Good advice - cheers.
Ordinarlily I use a desktop PC, so I remeber on one occasion a long time ago sitting moving the mouse slightly every few moments during a preach to avoid the laptop falling asleep on me. It kept me awake - as did the preacher I am happy to say
There seems to be quite a few users who are encountering difficulties with specific hardware problems and compatibility issues, which are at present beyond the time and scope of the Zionworx development team remit, on the grounds of shear quantity and time required to resolve them.
A good few of them have a similar effect (regardless of cause) of throwing images onto the projector which are embarrassing to the operator during his/her performance.
One solution would be a separate application tool (possibly shipping with Zionworx) which is installed to run on windows startup as an invisible application.

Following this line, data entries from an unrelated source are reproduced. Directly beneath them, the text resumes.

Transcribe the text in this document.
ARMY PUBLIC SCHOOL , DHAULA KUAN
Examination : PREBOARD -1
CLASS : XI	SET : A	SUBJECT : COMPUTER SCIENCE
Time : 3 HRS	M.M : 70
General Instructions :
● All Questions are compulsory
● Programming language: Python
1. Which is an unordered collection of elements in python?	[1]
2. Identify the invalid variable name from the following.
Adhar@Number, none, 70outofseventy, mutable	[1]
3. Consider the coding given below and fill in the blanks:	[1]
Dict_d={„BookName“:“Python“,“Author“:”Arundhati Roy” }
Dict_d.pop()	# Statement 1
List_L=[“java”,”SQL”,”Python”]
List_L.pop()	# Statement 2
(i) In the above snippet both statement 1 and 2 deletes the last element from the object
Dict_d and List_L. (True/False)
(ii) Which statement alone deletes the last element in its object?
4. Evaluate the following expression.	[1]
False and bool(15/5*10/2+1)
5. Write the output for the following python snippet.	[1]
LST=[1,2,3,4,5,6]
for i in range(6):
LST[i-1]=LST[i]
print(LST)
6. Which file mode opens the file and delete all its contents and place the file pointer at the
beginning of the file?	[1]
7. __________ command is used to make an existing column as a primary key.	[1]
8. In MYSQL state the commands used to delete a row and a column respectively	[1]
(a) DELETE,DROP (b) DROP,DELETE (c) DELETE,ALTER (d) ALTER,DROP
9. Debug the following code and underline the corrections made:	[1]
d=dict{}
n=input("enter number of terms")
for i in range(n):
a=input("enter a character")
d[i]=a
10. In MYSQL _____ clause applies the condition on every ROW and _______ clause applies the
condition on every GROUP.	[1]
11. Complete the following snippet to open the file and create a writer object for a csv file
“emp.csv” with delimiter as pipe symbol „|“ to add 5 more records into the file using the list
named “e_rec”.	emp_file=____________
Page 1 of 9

The program would simply provide a hot-key (perhaps a function key or user definable) to the user which would place a test card of the user's choice (default black) on all windows monitors. This would provide the user with a rapid solution if anything where to go amiss during a show, giving them opportunity to turn off the projector or disconnect the PC before attempting to remedy the fault. It would be similar to the concept of the "We apologize for the disruption to your service notice.." that occasionally is activated by the transmission controller when broadcast television goes AWOL.
A more sophisticated version would give the user the choice of having an mpeg animation on standby. And more importantly would automatically detect when there was a problem with screens or Zionworx.
Before such software could be written, a short term solution might be this: Since most of these embarrassments occur on the Primary monitor - hide everything including the desktop full of icons etc. using the blank screensaver.
To get this to work in XP:
Right click the desktop, select, new, shortcut
Click browse
Navigate to the windows\system32 folder and select the scrnsave.scr file
Type in a name (e.g. screen blanker) and click finish
Right click the shortcut you have just created
Choose properties
Click your mouse in the shortcut-key box and press the shortcut key of your choice (make sure to use a key not trapped by any of your other software or windows). Your selection should appear in the Box e.g. "F8"
Click ok and test your screen blanker by hitting the hotkey.
This procedure may work in 98 although I have not tested it. If not then you will need to make a copy of scrnsave.scr rename it to scrnsave.exe create a shortcut to it and include the /s switch in the shortcut command line. If you fail to do this to the exe file you will simply get a "This screensaver has no options that you can set" message box (If you havenÂ?t already deduced, Screensavers are renamed executables that run in settings mode if no switch or the /c switch is given).
The only drawback with this short-term solution is that it will disappear if your mouse is moved or another key is pressed (since that's what screen savers are for). I might consider hacking the previously discussed program together if there is enough interest. Or maybe one of you guys may beat me to it.
Any thoughts or comments are very welcome.